1/30/2007

I can never tell if it’s tension or boredom.

The reading we did today in Catcher is very intense, but in a quiet sort of way. Today’s reading reveals for the first time how obsessive Holden really is. He says he gets so worried about things that he needs to go to the bathroom, but he’s too worried to go. That’s clinical. And he spends all of today’s reading being nervous about what his roommate Stradlater (“a sexy bastard”) is going to do with Jane Ghallagher in that “damn Ed Banky’s car.”

Were students nervous for Holden, or bored? I’ll tell you, this whole part makes me nervous. Not only were guys back then all too willing to ignore any protests a girl put up (like that’s changed…), Holden reveals just enough of what he knows about Jane’s past to make us think that she might be particularly vulnerable to the overpowering advances of a jerk like Stradlater. And it would do her some real emotional damage, too.

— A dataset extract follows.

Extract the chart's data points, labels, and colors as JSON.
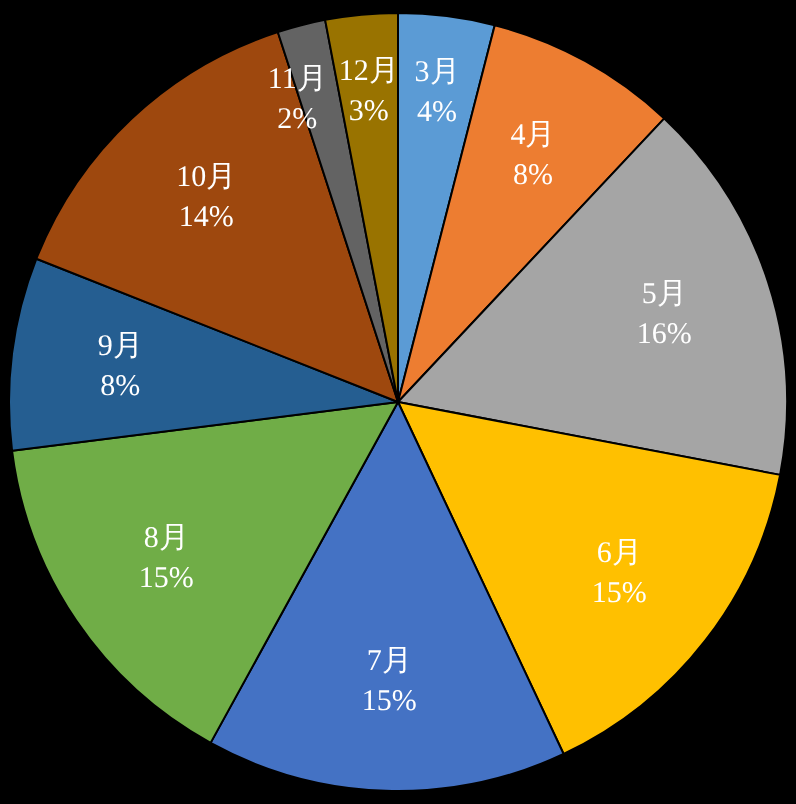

And I also happen to know, since I’ve read the book 6 times, that Holden’s fear of what might have happened to Jane that night is a big part of what keeps him from ever getting in touch with her through all his adventures after he leaves school. In some ways, she seems like the only person that could really help him (at least, he might think so), but in his mind she could only help him if she’s still the Jane who keeps all her kings in the back row–not the Jane who is forced into some kind of degraded maturity by a jerk in the back seat of a car.

This is pretty important stuff that happens today, under the surface. Were students feeling the tension, or was it boredom that weighed their heads down? Comments, you guys?

Anyway.

Today we took a quiz on the parts of speech. If you missed class today and are reading this, come see me during project period and you can take the quiz.

After that, we reviewed yesterday’s discussion about voice, and talked about how we might apply some of those terms to writing.

I suggested that one way to start talking about voice would be to make a list of “Holdenisms” while we read. These would be words, phrases, mannerisms, etc., that Holden uses again and again in his narration of the events in Catcher. So while I read (to page 46), students used a two-sided ledger sheet to write down phrases from the book on one side, with their comments about Holden’s attitude or emotional state as revealed by his language on the other side. This is one way to start getting at “voice” in the written word.

Tomorrow, we’ll swap Holdenisms, and then the class will get to try their hand at writing a little story from their own lives in the style of Holden. We’ll have a whole “goshdarn” class of little Holdens. Hold onto your hats and glasses.